Agree with what Norm says. A lot of it is in your head. Which came first the chicken or the egg?


I would add the number one thing I can think of between rivers is differences in depth, current speed, and visibility will change what lures work effectively.


Vibrating baits spook a lot of fish in clear shallow water, but work very well in faster water. Smallies seem to have more confidence when they cannot be seen, so deeper water might make one lure type more effective


For example, a shallow Indiana creek, long casting Sammies, wakebaits, props are usually great, effective lures. There is not much atmospheric noise or even current noise in summer. Subtlety and stealth rule.

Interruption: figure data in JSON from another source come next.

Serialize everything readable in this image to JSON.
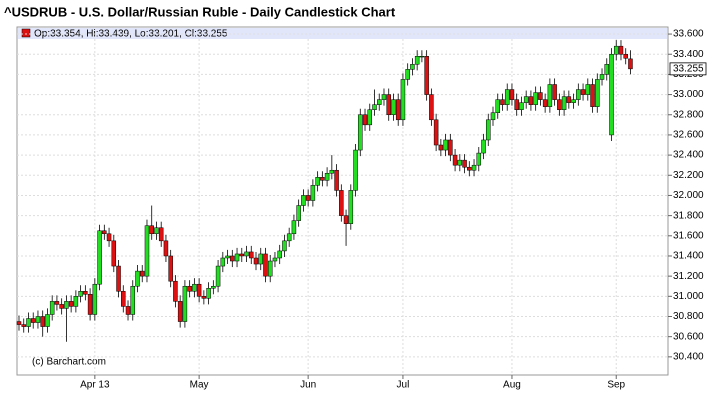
{
  "chart_data": {
    "type": "candlestick",
    "title": "^USDRUB - U.S. Dollar/Russian Ruble - Daily Candlestick Chart",
    "legend_text": "Op:33.354, Hi:33.439, Lo:33.201, Cl:33.255",
    "watermark": "(c) Barchart.com",
    "up_color": "#22dd22",
    "down_color": "#dd1111",
    "grid": true,
    "ylim": [
      30.22,
      33.67
    ],
    "yticks": [
      {
        "value": 30.4,
        "label": "30.400"
      },
      {
        "value": 30.6,
        "label": "30.600"
      },
      {
        "value": 30.8,
        "label": "30.800"
      },
      {
        "value": 31.0,
        "label": "31.000"
      },
      {
        "value": 31.2,
        "label": "31.200"
      },
      {
        "value": 31.4,
        "label": "31.400"
      },
      {
        "value": 31.6,
        "label": "31.600"
      },
      {
        "value": 31.8,
        "label": "31.800"
      },
      {
        "value": 32.0,
        "label": "32.000"
      },
      {
        "value": 32.2,
        "label": "32.200"
      },
      {
        "value": 32.4,
        "label": "32.400"
      },
      {
        "value": 32.6,
        "label": "32.600"
      },
      {
        "value": 32.8,
        "label": "32.800"
      },
      {
        "value": 33.0,
        "label": "33.000"
      },
      {
        "value": 33.2,
        "label": "33.200"
      },
      {
        "value": 33.4,
        "label": "33.400"
      },
      {
        "value": 33.6,
        "label": "33.600"
      }
    ],
    "categories": [
      null,
      null,
      null,
      null,
      null,
      null,
      null,
      null,
      null,
      null,
      null,
      null,
      null,
      null,
      null,
      null,
      "Apr 13",
      null,
      null,
      null,
      null,
      null,
      null,
      null,
      null,
      null,
      null,
      null,
      null,
      null,
      null,
      null,
      null,
      null,
      null,
      null,
      null,
      null,
      "May",
      null,
      null,
      null,
      null,
      null,
      null,
      null,
      null,
      null,
      null,
      null,
      null,
      null,
      null,
      null,
      null,
      null,
      null,
      null,
      null,
      null,
      null,
      "Jun",
      null,
      null,
      null,
      null,
      null,
      null,
      null,
      null,
      null,
      null,
      null,
      null,
      null,
      null,
      null,
      null,
      null,
      null,
      null,
      "Jul",
      null,
      null,
      null,
      null,
      null,
      null,
      null,
      null,
      null,
      null,
      null,
      null,
      null,
      null,
      null,
      null,
      null,
      null,
      null,
      null,
      null,
      null,
      "Aug",
      null,
      null,
      null,
      null,
      null,
      null,
      null,
      null,
      null,
      null,
      null,
      null,
      null,
      null,
      null,
      null,
      null,
      null,
      null,
      null,
      null,
      "Sep",
      null,
      null,
      null
    ],
    "open": [
      30.75,
      30.72,
      30.7,
      30.78,
      30.74,
      30.8,
      30.7,
      30.82,
      30.95,
      30.92,
      30.88,
      30.95,
      30.9,
      31.0,
      31.05,
      31.02,
      30.82,
      31.12,
      31.65,
      31.62,
      31.55,
      31.3,
      31.05,
      30.9,
      30.82,
      31.1,
      31.25,
      31.2,
      31.7,
      31.62,
      31.68,
      31.55,
      31.4,
      31.15,
      30.95,
      30.75,
      31.1,
      31.05,
      31.12,
      31.0,
      30.98,
      31.08,
      31.1,
      31.3,
      31.38,
      31.4,
      31.35,
      31.42,
      31.4,
      31.44,
      31.38,
      31.32,
      31.42,
      31.2,
      31.35,
      31.38,
      31.45,
      31.55,
      31.62,
      31.75,
      31.9,
      32.0,
      31.95,
      32.1,
      32.18,
      32.15,
      32.22,
      32.25,
      32.05,
      31.8,
      31.72,
      32.05,
      32.45,
      32.8,
      32.7,
      32.85,
      32.9,
      32.95,
      33.0,
      32.8,
      32.95,
      32.75,
      33.15,
      33.25,
      33.3,
      33.38,
      33.38,
      33.0,
      32.75,
      32.5,
      32.45,
      32.55,
      32.4,
      32.3,
      32.35,
      32.28,
      32.25,
      32.3,
      32.42,
      32.55,
      32.75,
      32.82,
      32.95,
      32.9,
      33.05,
      32.95,
      32.85,
      32.92,
      32.98,
      32.9,
      33.02,
      32.95,
      32.88,
      33.1,
      32.95,
      32.85,
      32.98,
      32.92,
      32.95,
      33.05,
      33.0,
      33.1,
      32.88,
      33.15,
      33.2,
      32.6,
      33.4,
      33.48,
      33.4,
      33.354
    ],
    "high": [
      30.81,
      30.78,
      30.84,
      30.84,
      30.86,
      30.86,
      30.88,
      31.01,
      31.01,
      30.98,
      31.01,
      31.01,
      31.06,
      31.11,
      31.11,
      31.08,
      31.18,
      31.71,
      31.71,
      31.68,
      31.61,
      31.36,
      31.11,
      30.96,
      31.16,
      31.31,
      31.31,
      31.76,
      31.9,
      31.74,
      31.74,
      31.61,
      31.46,
      31.21,
      31.01,
      31.16,
      31.16,
      31.18,
      31.18,
      31.06,
      31.14,
      31.16,
      31.36,
      31.44,
      31.46,
      31.46,
      31.48,
      31.48,
      31.5,
      31.5,
      31.44,
      31.48,
      31.48,
      31.41,
      31.44,
      31.51,
      31.61,
      31.68,
      31.81,
      31.96,
      32.06,
      32.06,
      32.16,
      32.24,
      32.24,
      32.28,
      32.4,
      32.31,
      32.11,
      31.86,
      32.11,
      32.51,
      32.86,
      32.86,
      32.91,
      33.05,
      33.01,
      33.06,
      33.06,
      33.01,
      33.01,
      33.21,
      33.31,
      33.36,
      33.44,
      33.44,
      33.44,
      33.06,
      32.81,
      32.56,
      32.61,
      32.61,
      32.46,
      32.41,
      32.41,
      32.34,
      32.36,
      32.48,
      32.61,
      32.81,
      32.88,
      33.01,
      33.01,
      33.11,
      33.11,
      33.01,
      32.98,
      33.04,
      33.04,
      33.08,
      33.08,
      33.01,
      33.16,
      33.16,
      33.01,
      33.04,
      33.04,
      33.01,
      33.11,
      33.11,
      33.16,
      33.16,
      33.21,
      33.26,
      33.36,
      33.46,
      33.54,
      33.54,
      33.46,
      33.439
    ],
    "low": [
      30.66,
      30.64,
      30.64,
      30.68,
      30.68,
      30.6,
      30.64,
      30.76,
      30.86,
      30.82,
      30.55,
      30.84,
      30.84,
      30.94,
      30.96,
      30.76,
      30.76,
      31.06,
      31.56,
      31.49,
      31.24,
      30.99,
      30.84,
      30.76,
      30.76,
      31.04,
      31.14,
      31.14,
      31.56,
      31.56,
      31.49,
      31.34,
      31.09,
      30.89,
      30.69,
      30.69,
      30.99,
      30.99,
      30.94,
      30.92,
      30.92,
      31.02,
      31.04,
      31.24,
      31.32,
      31.29,
      31.29,
      31.34,
      31.34,
      31.32,
      31.26,
      31.26,
      31.14,
      31.14,
      31.29,
      31.32,
      31.39,
      31.49,
      31.56,
      31.69,
      31.84,
      31.89,
      31.89,
      32.04,
      32.09,
      32.09,
      32.16,
      31.99,
      31.74,
      31.5,
      31.66,
      31.99,
      32.39,
      32.64,
      32.64,
      32.79,
      32.84,
      32.89,
      32.74,
      32.74,
      32.69,
      32.69,
      33.09,
      33.19,
      33.24,
      33.32,
      32.94,
      32.69,
      32.44,
      32.39,
      32.39,
      32.34,
      32.24,
      32.24,
      32.22,
      32.19,
      32.19,
      32.24,
      32.36,
      32.49,
      32.69,
      32.76,
      32.84,
      32.84,
      32.89,
      32.79,
      32.79,
      32.86,
      32.84,
      32.84,
      32.89,
      32.82,
      32.82,
      32.89,
      32.79,
      32.79,
      32.86,
      32.86,
      32.89,
      32.94,
      32.94,
      32.82,
      32.82,
      33.09,
      33.14,
      32.54,
      33.34,
      33.34,
      33.3,
      33.201
    ],
    "close": [
      30.72,
      30.7,
      30.78,
      30.74,
      30.8,
      30.7,
      30.82,
      30.95,
      30.92,
      30.88,
      30.95,
      30.9,
      31.0,
      31.05,
      31.02,
      30.82,
      31.12,
      31.65,
      31.62,
      31.55,
      31.3,
      31.05,
      30.9,
      30.82,
      31.1,
      31.25,
      31.2,
      31.7,
      31.62,
      31.68,
      31.55,
      31.4,
      31.15,
      30.95,
      30.75,
      31.1,
      31.05,
      31.12,
      31.0,
      30.98,
      31.08,
      31.1,
      31.3,
      31.38,
      31.4,
      31.35,
      31.42,
      31.4,
      31.44,
      31.38,
      31.32,
      31.42,
      31.2,
      31.35,
      31.38,
      31.45,
      31.55,
      31.62,
      31.75,
      31.9,
      32.0,
      31.95,
      32.1,
      32.18,
      32.15,
      32.22,
      32.25,
      32.05,
      31.8,
      31.72,
      32.05,
      32.45,
      32.8,
      32.7,
      32.85,
      32.9,
      32.95,
      33.0,
      32.8,
      32.95,
      32.75,
      33.15,
      33.25,
      33.3,
      33.38,
      33.38,
      33.0,
      32.75,
      32.5,
      32.45,
      32.55,
      32.4,
      32.3,
      32.35,
      32.28,
      32.25,
      32.3,
      32.42,
      32.55,
      32.75,
      32.82,
      32.95,
      32.9,
      33.05,
      32.95,
      32.85,
      32.92,
      32.98,
      32.9,
      33.02,
      32.95,
      32.88,
      33.1,
      32.95,
      32.85,
      32.98,
      32.92,
      32.95,
      33.05,
      33.0,
      33.1,
      32.88,
      33.15,
      33.2,
      33.3,
      33.4,
      33.48,
      33.4,
      33.36,
      33.255
    ]
  }
}
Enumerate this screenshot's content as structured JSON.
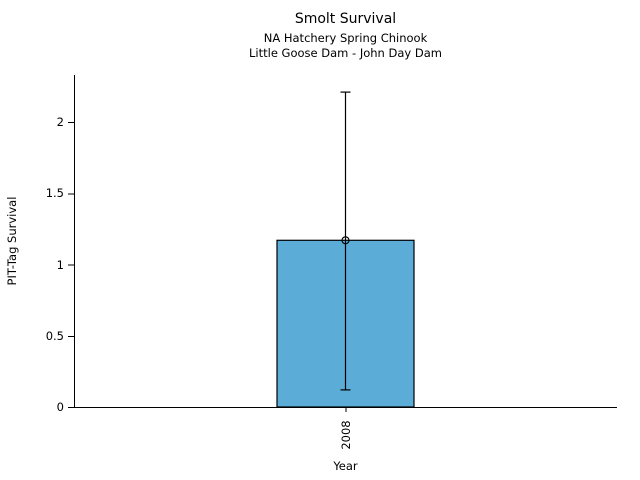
{
  "chart_data": {
    "type": "bar",
    "title": "Smolt Survival",
    "subtitle": [
      "NA Hatchery Spring Chinook",
      "Little Goose Dam - John Day Dam"
    ],
    "xlabel": "Year",
    "ylabel": "PIT-Tag Survival",
    "categories": [
      "2008"
    ],
    "values": [
      1.17
    ],
    "error_low": [
      0.12
    ],
    "error_high": [
      2.21
    ],
    "ytick_labels": [
      "0",
      "0.5",
      "1",
      "1.5",
      "2"
    ],
    "ytick_values": [
      0,
      0.5,
      1,
      1.5,
      2
    ],
    "ylim": [
      0,
      2.33
    ],
    "grid": false,
    "legend": false,
    "marker": "open-circle",
    "colors": {
      "bar_fill": "#5BACD6",
      "bar_edge": "#000000",
      "errorbar": "#000000",
      "axis": "#000000",
      "text": "#000000",
      "background": "#FFFFFF"
    }
  }
}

A lot of times on the bigger rivers, these baits lose out to louder buzzbaits and Spooks with loud knockers. If the water is deeper, they may not be nearly as effective pulling fish from 4' or more water. So what is effective changes.


Water temps and tree cover can change fish behaviour patterns, so again lure selection would change.


Guys like Phil and Norm who have put a lot of thought and experimentation into their fishing will find times when odd lures do work against widely held opinion. Deeper understanding of the river trumps all.


I don't think it is because fish are eating differently in different rivers. Wouldn't guess it is matching the hatch. Environmental factors make different lures more or less effective at different times. Oxygen content of water making fish lethargic and less likely to chase...etc...


I've read smallmouth stomach studies that claim a 12" eats the same sized prey as a 20". Maybe. But that's not fishing. Successful smallmouth fishing relies on accounting for the knowledge of a smallmouth's sense of it's surroundings, reaction to noise, movement, subtlety


Neat, huh? That's why we keep going back again and again!